Pelly’s statements at I/O were somewhat confusing. The technical lead for NFC encouraged developers to “write some really good applications that make the OEMs see the use cases for NFC,” but later backtracked to say that he knows of a dozens of phones in the pipeline that will have the technology for 2011.

The technology has been widely rumored to be coming and supported by Google as a form of mobile payments or digital wallet. First introduced with Android 2.3 Gingerbread alongside the Nexus S by Samsung, NFC was believed to be leveraged by Google and its partners to allow smartphone users to converge their wallets and their phones together, essentially allowing users to pay for physical goods with their phones rather than having to swipe their credit cards. Users can merely tap or wave their NFC-equipped phones to NFC readers at checkout at stores to pay for physical merchandise, and the bill would either be processed through a digital payment service, via a linked credit card, or through the user’s own cell phone bill, for example.

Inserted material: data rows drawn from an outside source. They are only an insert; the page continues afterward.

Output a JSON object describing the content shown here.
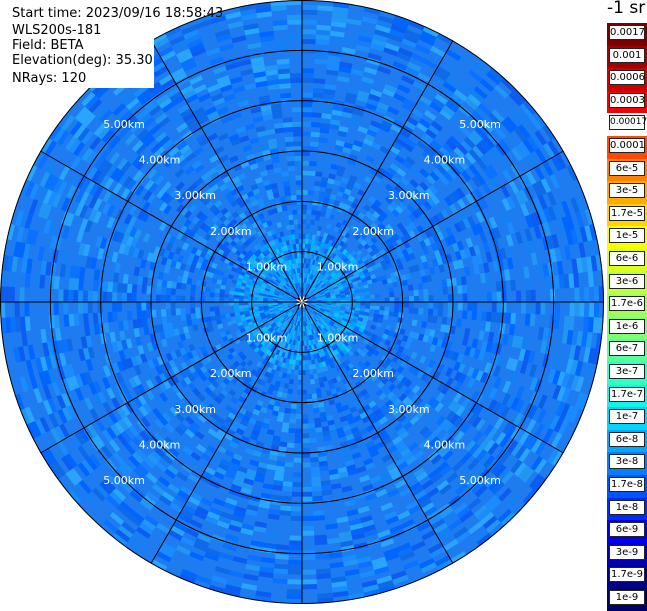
{
  "header": {
    "start_time": "Start time: 2023/09/16 18:58:43",
    "instrument": "WLS200s-181",
    "field": "Field: BETA",
    "elevation": "Elevation(deg): 35.30",
    "nrays": "NRays: 120"
  },
  "colorbar": {
    "unit": "-1 sr",
    "bands": [
      {
        "label": "0.0017",
        "color": "#7a0000"
      },
      {
        "label": "0.001",
        "color": "#a30000"
      },
      {
        "label": "0.0006",
        "color": "#cc0000"
      },
      {
        "label": "0.0003",
        "color": "#f00000"
      },
      {
        "label": "0.00017",
        "color": "#ffffff"
      },
      {
        "label": "0.0001",
        "color": "#ff4a00"
      },
      {
        "label": "6e-5",
        "color": "#ff8000"
      },
      {
        "label": "3e-5",
        "color": "#ffaa00"
      },
      {
        "label": "1.7e-5",
        "color": "#ffd400"
      },
      {
        "label": "1e-5",
        "color": "#f4ff00"
      },
      {
        "label": "6e-6",
        "color": "#dcff20"
      },
      {
        "label": "3e-6",
        "color": "#bfff40"
      },
      {
        "label": "1.7e-6",
        "color": "#9dff5a"
      },
      {
        "label": "1e-6",
        "color": "#7dff7a"
      },
      {
        "label": "6e-7",
        "color": "#5aff9d"
      },
      {
        "label": "3e-7",
        "color": "#30ffc6"
      },
      {
        "label": "1.7e-7",
        "color": "#10f4ea"
      },
      {
        "label": "1e-7",
        "color": "#00d4ff"
      },
      {
        "label": "6e-8",
        "color": "#00a8ff"
      },
      {
        "label": "3e-8",
        "color": "#0080ff"
      },
      {
        "label": "1.7e-8",
        "color": "#0055ff"
      },
      {
        "label": "1e-8",
        "color": "#002aff"
      },
      {
        "label": "6e-9",
        "color": "#0000ea"
      },
      {
        "label": "3e-9",
        "color": "#0000b8"
      },
      {
        "label": "1.7e-9",
        "color": "#000088"
      },
      {
        "label": "1e-9",
        "color": "#000066"
      }
    ]
  },
  "chart_data": {
    "type": "heatmap",
    "projection": "polar",
    "field": "BETA",
    "nrays": 120,
    "elevation_deg": 35.3,
    "range_rings_km": [
      1,
      2,
      3,
      4,
      5
    ],
    "ring_labels": [
      "1.00km",
      "2.00km",
      "3.00km",
      "4.00km",
      "5.00km"
    ],
    "max_range_km": 6,
    "spokes": 12,
    "dominant_range_class": [
      "3e-8",
      "1.7e-8",
      "6e-8",
      "1e-7"
    ],
    "colors": {
      "background_field": "#1e7cf0",
      "near_center": "#00c0ff",
      "grid_lines": "#000000"
    }
  }
}
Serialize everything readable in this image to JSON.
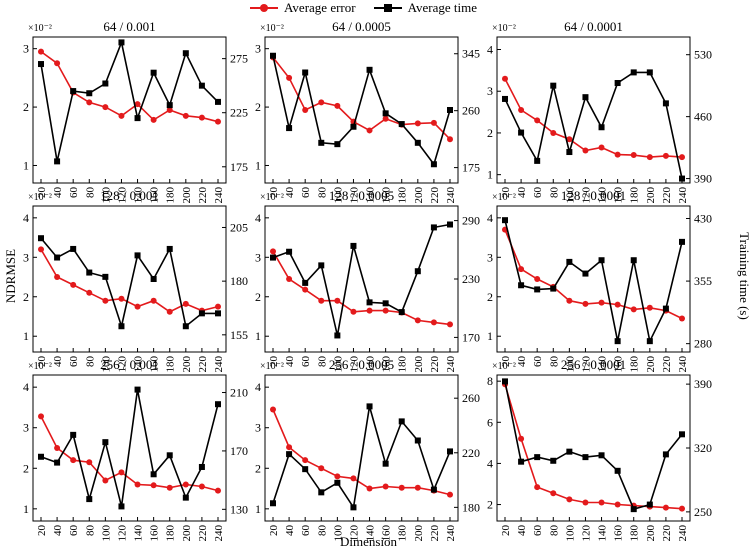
{
  "legend": {
    "error_label": "Average error",
    "time_label": "Average time",
    "error_color": "#e31a1c",
    "time_color": "#000000"
  },
  "axes_labels": {
    "xlabel": "Dimension",
    "ylabel_left": "NDRMSE",
    "ylabel_right": "Training time (s)",
    "left_scale_note": "×10⁻²"
  },
  "chart_data": [
    {
      "type": "line",
      "title": "64 / 0.001",
      "x": [
        20,
        40,
        60,
        80,
        100,
        120,
        140,
        160,
        180,
        200,
        220,
        240
      ],
      "y_left_ticks": [
        1,
        2,
        3
      ],
      "y_left_lim": [
        0.7,
        3.2
      ],
      "y_right_ticks": [
        175,
        225,
        275
      ],
      "y_right_lim": [
        160,
        295
      ],
      "series": [
        {
          "name": "Average error",
          "axis": "left",
          "values": [
            2.95,
            2.75,
            2.25,
            2.08,
            2.0,
            1.85,
            2.05,
            1.78,
            1.95,
            1.85,
            1.82,
            1.75
          ]
        },
        {
          "name": "Average time",
          "axis": "right",
          "values": [
            270,
            180,
            245,
            243,
            252,
            290,
            220,
            262,
            232,
            280,
            250,
            235
          ]
        }
      ]
    },
    {
      "type": "line",
      "title": "64 / 0.0005",
      "x": [
        20,
        40,
        60,
        80,
        100,
        120,
        140,
        160,
        180,
        200,
        220,
        240
      ],
      "y_left_ticks": [
        1,
        2,
        3
      ],
      "y_left_lim": [
        0.7,
        3.2
      ],
      "y_right_ticks": [
        175,
        260,
        345
      ],
      "y_right_lim": [
        152,
        370
      ],
      "series": [
        {
          "name": "Average error",
          "axis": "left",
          "values": [
            2.85,
            2.5,
            1.95,
            2.08,
            2.02,
            1.75,
            1.6,
            1.8,
            1.7,
            1.72,
            1.73,
            1.45
          ]
        },
        {
          "name": "Average time",
          "axis": "right",
          "values": [
            342,
            234,
            317,
            212,
            210,
            236,
            321,
            256,
            240,
            212,
            180,
            261
          ]
        }
      ]
    },
    {
      "type": "line",
      "title": "64 / 0.0001",
      "x": [
        20,
        40,
        60,
        80,
        100,
        120,
        140,
        160,
        180,
        200,
        220,
        240
      ],
      "y_left_ticks": [
        1,
        2,
        3,
        4
      ],
      "y_left_lim": [
        0.8,
        4.3
      ],
      "y_right_ticks": [
        390,
        460,
        530
      ],
      "y_right_lim": [
        385,
        550
      ],
      "series": [
        {
          "name": "Average error",
          "axis": "left",
          "values": [
            3.3,
            2.55,
            2.3,
            2.0,
            1.85,
            1.58,
            1.65,
            1.48,
            1.47,
            1.42,
            1.45,
            1.42
          ]
        },
        {
          "name": "Average time",
          "axis": "right",
          "values": [
            480,
            442,
            410,
            495,
            420,
            482,
            448,
            498,
            510,
            510,
            475,
            390
          ]
        }
      ]
    },
    {
      "type": "line",
      "title": "128 / 0.001",
      "x": [
        20,
        40,
        60,
        80,
        100,
        120,
        140,
        160,
        180,
        200,
        220,
        240
      ],
      "y_left_ticks": [
        1,
        2,
        3,
        4
      ],
      "y_left_lim": [
        0.6,
        4.3
      ],
      "y_right_ticks": [
        155,
        180,
        205
      ],
      "y_right_lim": [
        147,
        215
      ],
      "series": [
        {
          "name": "Average error",
          "axis": "left",
          "values": [
            3.2,
            2.5,
            2.3,
            2.1,
            1.9,
            1.95,
            1.75,
            1.9,
            1.62,
            1.82,
            1.65,
            1.75
          ]
        },
        {
          "name": "Average time",
          "axis": "right",
          "values": [
            200,
            191,
            195,
            184,
            182,
            159,
            192,
            181,
            195,
            159,
            165,
            165
          ]
        }
      ]
    },
    {
      "type": "line",
      "title": "128 / 0.0005",
      "x": [
        20,
        40,
        60,
        80,
        100,
        120,
        140,
        160,
        180,
        200,
        220,
        240
      ],
      "y_left_ticks": [
        1,
        2,
        3,
        4
      ],
      "y_left_lim": [
        0.6,
        4.3
      ],
      "y_right_ticks": [
        170,
        230,
        290
      ],
      "y_right_lim": [
        155,
        305
      ],
      "series": [
        {
          "name": "Average error",
          "axis": "left",
          "values": [
            3.15,
            2.45,
            2.18,
            1.9,
            1.9,
            1.62,
            1.65,
            1.65,
            1.6,
            1.4,
            1.35,
            1.3
          ]
        },
        {
          "name": "Average time",
          "axis": "right",
          "values": [
            252,
            258,
            226,
            244,
            172,
            264,
            206,
            205,
            196,
            238,
            283,
            286
          ]
        }
      ]
    },
    {
      "type": "line",
      "title": "128 / 0.0001",
      "x": [
        20,
        40,
        60,
        80,
        100,
        120,
        140,
        160,
        180,
        200,
        220,
        240
      ],
      "y_left_ticks": [
        1,
        2,
        3,
        4
      ],
      "y_left_lim": [
        0.6,
        4.3
      ],
      "y_right_ticks": [
        280,
        355,
        430
      ],
      "y_right_lim": [
        270,
        445
      ],
      "series": [
        {
          "name": "Average error",
          "axis": "left",
          "values": [
            3.7,
            2.7,
            2.45,
            2.25,
            1.9,
            1.82,
            1.85,
            1.8,
            1.68,
            1.72,
            1.65,
            1.45
          ]
        },
        {
          "name": "Average time",
          "axis": "right",
          "values": [
            428,
            350,
            345,
            346,
            378,
            364,
            380,
            283,
            380,
            283,
            322,
            402
          ]
        }
      ]
    },
    {
      "type": "line",
      "title": "256 / 0.001",
      "x": [
        20,
        40,
        60,
        80,
        100,
        120,
        140,
        160,
        180,
        200,
        220,
        240
      ],
      "y_left_ticks": [
        1,
        2,
        3,
        4
      ],
      "y_left_lim": [
        0.7,
        4.3
      ],
      "y_right_ticks": [
        130,
        170,
        210
      ],
      "y_right_lim": [
        122,
        222
      ],
      "series": [
        {
          "name": "Average error",
          "axis": "left",
          "values": [
            3.28,
            2.5,
            2.2,
            2.15,
            1.7,
            1.9,
            1.6,
            1.58,
            1.52,
            1.6,
            1.55,
            1.45
          ]
        },
        {
          "name": "Average time",
          "axis": "right",
          "values": [
            166,
            162,
            181,
            137,
            176,
            132,
            212,
            154,
            167,
            138,
            159,
            202
          ]
        }
      ]
    },
    {
      "type": "line",
      "title": "256 / 0.0005",
      "x": [
        20,
        40,
        60,
        80,
        100,
        120,
        140,
        160,
        180,
        200,
        220,
        240
      ],
      "y_left_ticks": [
        1,
        2,
        3,
        4
      ],
      "y_left_lim": [
        0.7,
        4.3
      ],
      "y_right_ticks": [
        180,
        220,
        260
      ],
      "y_right_lim": [
        170,
        277
      ],
      "series": [
        {
          "name": "Average error",
          "axis": "left",
          "values": [
            3.45,
            2.52,
            2.2,
            2.0,
            1.8,
            1.75,
            1.5,
            1.55,
            1.52,
            1.52,
            1.45,
            1.35
          ]
        },
        {
          "name": "Average time",
          "axis": "right",
          "values": [
            183,
            219,
            208,
            191,
            198,
            180,
            254,
            212,
            243,
            229,
            193,
            221
          ]
        }
      ]
    },
    {
      "type": "line",
      "title": "256 / 0.0001",
      "x": [
        20,
        40,
        60,
        80,
        100,
        120,
        140,
        160,
        180,
        200,
        220,
        240
      ],
      "y_left_ticks": [
        2,
        4,
        6,
        8
      ],
      "y_left_lim": [
        1.2,
        8.3
      ],
      "y_right_ticks": [
        250,
        320,
        390
      ],
      "y_right_lim": [
        240,
        400
      ],
      "series": [
        {
          "name": "Average error",
          "axis": "left",
          "values": [
            7.85,
            5.2,
            2.85,
            2.55,
            2.25,
            2.1,
            2.1,
            2.0,
            1.95,
            1.9,
            1.85,
            1.8
          ]
        },
        {
          "name": "Average time",
          "axis": "right",
          "values": [
            393,
            305,
            310,
            306,
            316,
            310,
            312,
            295,
            253,
            258,
            313,
            335
          ]
        }
      ]
    }
  ]
}
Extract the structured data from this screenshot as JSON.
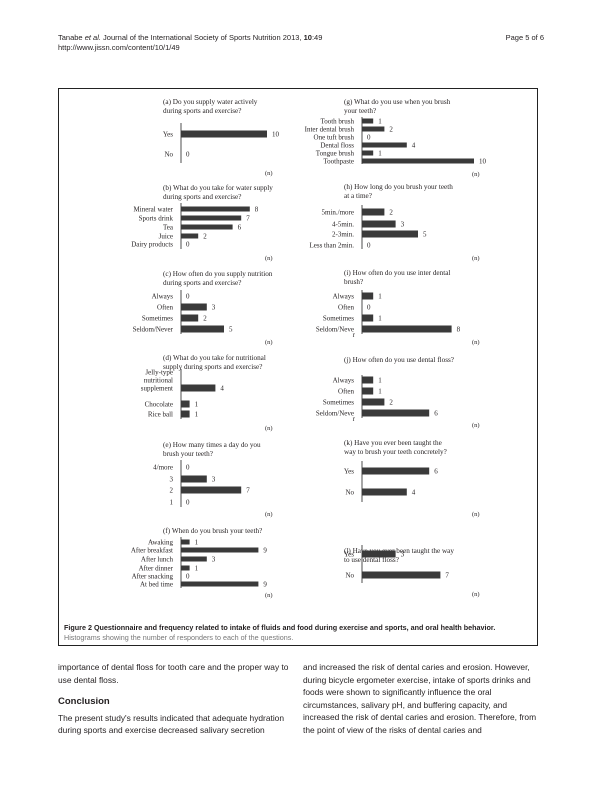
{
  "header": {
    "citation_authors": "Tanabe ",
    "citation_etal": "et al.",
    "citation_journal": " Journal of the International Society of Sports Nutrition",
    "citation_year": " 2013, ",
    "citation_volume": "10",
    "citation_article": ":49",
    "url": "http://www.jissn.com/content/10/1/49",
    "page": "Page 5 of 6"
  },
  "figure": {
    "caption_title": "Figure 2 Questionnaire and frequency related to intake of fluids and food during exercise and sports, and oral health behavior.",
    "caption_sub": "Histograms showing the number of responders to each of the questions.",
    "unit_label": "(n)",
    "colors": {
      "bar": "#3a3a3a",
      "axis": "#222222"
    }
  },
  "chart_data": [
    {
      "type": "bar",
      "title": [
        "(a) Do you supply water actively",
        "during sports and exercise?"
      ],
      "categories": [
        [
          "Yes"
        ],
        [
          "No"
        ]
      ],
      "values": [
        10,
        0
      ],
      "xlabel": "(n)",
      "xlim": [
        0,
        10
      ]
    },
    {
      "type": "bar",
      "title": [
        "(b) What do you take for water supply",
        "during sports and exercise?"
      ],
      "categories": [
        [
          "Mineral water"
        ],
        [
          "Sports drink"
        ],
        [
          "Tea"
        ],
        [
          "Juice"
        ],
        [
          "Dairy products"
        ]
      ],
      "values": [
        8,
        7,
        6,
        2,
        0
      ],
      "xlabel": "(n)",
      "xlim": [
        0,
        10
      ]
    },
    {
      "type": "bar",
      "title": [
        "(c) How often do you supply nutrition",
        "during sports and exercise?"
      ],
      "categories": [
        [
          "Always"
        ],
        [
          "Often"
        ],
        [
          "Sometimes"
        ],
        [
          "Seldom/Never"
        ]
      ],
      "values": [
        0,
        3,
        2,
        5
      ],
      "xlabel": "(n)",
      "xlim": [
        0,
        10
      ]
    },
    {
      "type": "bar",
      "title": [
        "(d) What do you take for nutritional",
        "supply during sports and exercise?"
      ],
      "categories": [
        [
          "Jelly-type",
          "nutritional",
          "supplement"
        ],
        [
          "Chocolate"
        ],
        [
          "Rice ball"
        ]
      ],
      "values": [
        4,
        1,
        1
      ],
      "xlabel": "(n)",
      "xlim": [
        0,
        10
      ]
    },
    {
      "type": "bar",
      "title": [
        "(e) How many times a day do you",
        "brush your teeth?"
      ],
      "categories": [
        [
          "4/more"
        ],
        [
          "3"
        ],
        [
          "2"
        ],
        [
          "1"
        ]
      ],
      "values": [
        0,
        3,
        7,
        0
      ],
      "xlabel": "(n)",
      "xlim": [
        0,
        10
      ]
    },
    {
      "type": "bar",
      "title": [
        "(f) When do you brush your teeth?"
      ],
      "categories": [
        [
          "Awaking"
        ],
        [
          "After breakfast"
        ],
        [
          "After lunch"
        ],
        [
          "After dinner"
        ],
        [
          "After snacking"
        ],
        [
          "At bed time"
        ]
      ],
      "values": [
        1,
        9,
        3,
        1,
        0,
        9
      ],
      "xlabel": "(n)",
      "xlim": [
        0,
        10
      ]
    },
    {
      "type": "bar",
      "title": [
        "(g) What do you use when you brush",
        "your teeth?"
      ],
      "categories": [
        [
          "Tooth brush"
        ],
        [
          "Inter dental brush"
        ],
        [
          "One tuft brush"
        ],
        [
          "Dental floss"
        ],
        [
          "Tongue brush"
        ],
        [
          "Toothpaste"
        ]
      ],
      "values": [
        1,
        2,
        0,
        4,
        1,
        10
      ],
      "xlabel": "(n)",
      "xlim": [
        0,
        10
      ]
    },
    {
      "type": "bar",
      "title": [
        "(h) How long do you brush your teeth",
        "at a time?"
      ],
      "categories": [
        [
          "5min./more"
        ],
        [
          "4-5min."
        ],
        [
          "2-3min."
        ],
        [
          "Less than 2min."
        ]
      ],
      "values": [
        2,
        3,
        5,
        0
      ],
      "xlabel": "(n)",
      "xlim": [
        0,
        10
      ]
    },
    {
      "type": "bar",
      "title": [
        "(i) How often do you use inter dental",
        "brush?"
      ],
      "categories": [
        [
          "Always"
        ],
        [
          "Often"
        ],
        [
          "Sometimes"
        ],
        [
          "Seldom/Neve",
          "r"
        ]
      ],
      "values": [
        1,
        0,
        1,
        8
      ],
      "xlabel": "(n)",
      "xlim": [
        0,
        10
      ]
    },
    {
      "type": "bar",
      "title": [
        "(j) How often do you use dental floss?"
      ],
      "categories": [
        [
          "Always"
        ],
        [
          "Often"
        ],
        [
          "Sometimes"
        ],
        [
          "Seldom/Neve",
          "r"
        ]
      ],
      "values": [
        1,
        1,
        2,
        6
      ],
      "xlabel": "(n)",
      "xlim": [
        0,
        10
      ]
    },
    {
      "type": "bar",
      "title": [
        "(k) Have you ever been taught the",
        "way to brush your teeth concretely?"
      ],
      "categories": [
        [
          "Yes"
        ],
        [
          "No"
        ]
      ],
      "values": [
        6,
        4
      ],
      "xlabel": "(n)",
      "xlim": [
        0,
        10
      ]
    },
    {
      "type": "bar",
      "title": [
        "(l) Have you ever been taught the way",
        "to use dental floss?"
      ],
      "categories": [
        [
          "Yes"
        ],
        [
          "No"
        ]
      ],
      "values": [
        3,
        7
      ],
      "xlabel": "(n)",
      "xlim": [
        0,
        10
      ]
    }
  ],
  "body": {
    "left_para": "importance of dental floss for tooth care and the proper way to use dental floss.",
    "section_title": "Conclusion",
    "conclusion_para": "The present study's results indicated that adequate hydration during sports and exercise decreased salivary secretion",
    "right_para": "and increased the risk of dental caries and erosion. However, during bicycle ergometer exercise, intake of sports drinks and foods were shown to significantly influence the oral circumstances, salivary pH, and buffering capacity, and increased the risk of dental caries and erosion. Therefore, from the point of view of the risks of dental caries and"
  }
}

However, when Pelly was asked about the use of the technology as a digital wallet, he said that Google had nothing to announce at this time. What Pelly was encouraging developers to do was to develop apps for peer-to-peer sharing and zero-click sharing. The technology can enable users, for instance, to tap two NFC devices together to share information, similar to what HP is introducing via its Touchstone sharing solution on the Pre 3 and the Touchpad tablet. Before, wireless sharing was often complex, requiring the right Bluetooth stacks to support Bluetooth sharing and also required pairing Bluetooth devices and the understanding of some minimal level of the technology. With NFC, the sharing process is just a tap away and is much more simpler and easier to use.